Saba finds a love interest. We know he is her love interest because a magical doo-dad heats up whenever he is around. Also, he has good abs. Saba insults him horribly by not showering him with complements all the time (all the other characters frown so the reader can't fail to notice what a loser Saba is), but he is heroic enough to forgive her once she starts kissing him. I found their love affair emotionally distasteful, but understandable as a pair of lusty teenagers.

At the end of the book, I'm still wondering how awful was the death of Mercy, the neighbor woman who kindly took in Emmi only for the the girl to steal her horse and leave her injured and alone. At the end, the kids decide not to return to see how she fared, because that would be the decent thing to do, and the entire family avoids decency like the pustulent plague. Maybe the sequel addresses this.

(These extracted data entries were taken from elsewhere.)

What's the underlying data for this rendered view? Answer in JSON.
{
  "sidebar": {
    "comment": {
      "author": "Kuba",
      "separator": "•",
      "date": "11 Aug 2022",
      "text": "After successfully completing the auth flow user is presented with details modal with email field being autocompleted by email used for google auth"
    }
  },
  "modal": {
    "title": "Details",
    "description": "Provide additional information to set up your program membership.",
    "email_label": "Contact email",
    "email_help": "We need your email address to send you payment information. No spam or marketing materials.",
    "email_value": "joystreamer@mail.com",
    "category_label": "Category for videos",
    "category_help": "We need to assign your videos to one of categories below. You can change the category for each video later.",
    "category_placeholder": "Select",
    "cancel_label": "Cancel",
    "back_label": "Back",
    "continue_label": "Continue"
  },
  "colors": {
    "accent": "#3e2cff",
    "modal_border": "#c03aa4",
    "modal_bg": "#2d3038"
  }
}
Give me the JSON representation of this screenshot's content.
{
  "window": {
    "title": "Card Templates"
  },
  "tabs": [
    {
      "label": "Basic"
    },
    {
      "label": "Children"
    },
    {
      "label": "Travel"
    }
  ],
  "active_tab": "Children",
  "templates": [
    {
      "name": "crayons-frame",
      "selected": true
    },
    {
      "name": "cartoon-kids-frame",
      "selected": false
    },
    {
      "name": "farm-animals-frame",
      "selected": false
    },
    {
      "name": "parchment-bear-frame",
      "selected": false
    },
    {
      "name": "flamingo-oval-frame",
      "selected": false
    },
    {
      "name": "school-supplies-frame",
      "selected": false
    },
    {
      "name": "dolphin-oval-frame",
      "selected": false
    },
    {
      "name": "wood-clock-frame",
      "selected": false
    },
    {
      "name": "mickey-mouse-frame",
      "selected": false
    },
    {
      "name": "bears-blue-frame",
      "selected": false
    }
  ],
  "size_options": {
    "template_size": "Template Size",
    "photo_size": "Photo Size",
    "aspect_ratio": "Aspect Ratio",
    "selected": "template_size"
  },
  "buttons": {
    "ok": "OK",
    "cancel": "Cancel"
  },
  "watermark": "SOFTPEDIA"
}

The only thing I liked was the voice -- the sparse sentences and tone helped carry me through the story even when every member of this family accepted the love of strangers while selfishly backstabbing them or stealing their stuff. They are the kind of people that make for good stories, but I'd hate to actually encounter them. Probably the main problem was that Mercy was the person I could most identify with, so even though her part was tiny I never got over how the sisters used and discarded her so casually.

My seventh grader liked it a lot; he thinks people make tough choices in a post-apocalyptic world and I'm judging the girls too harshly. He found the plot fast moving, and that's the mark of a good book.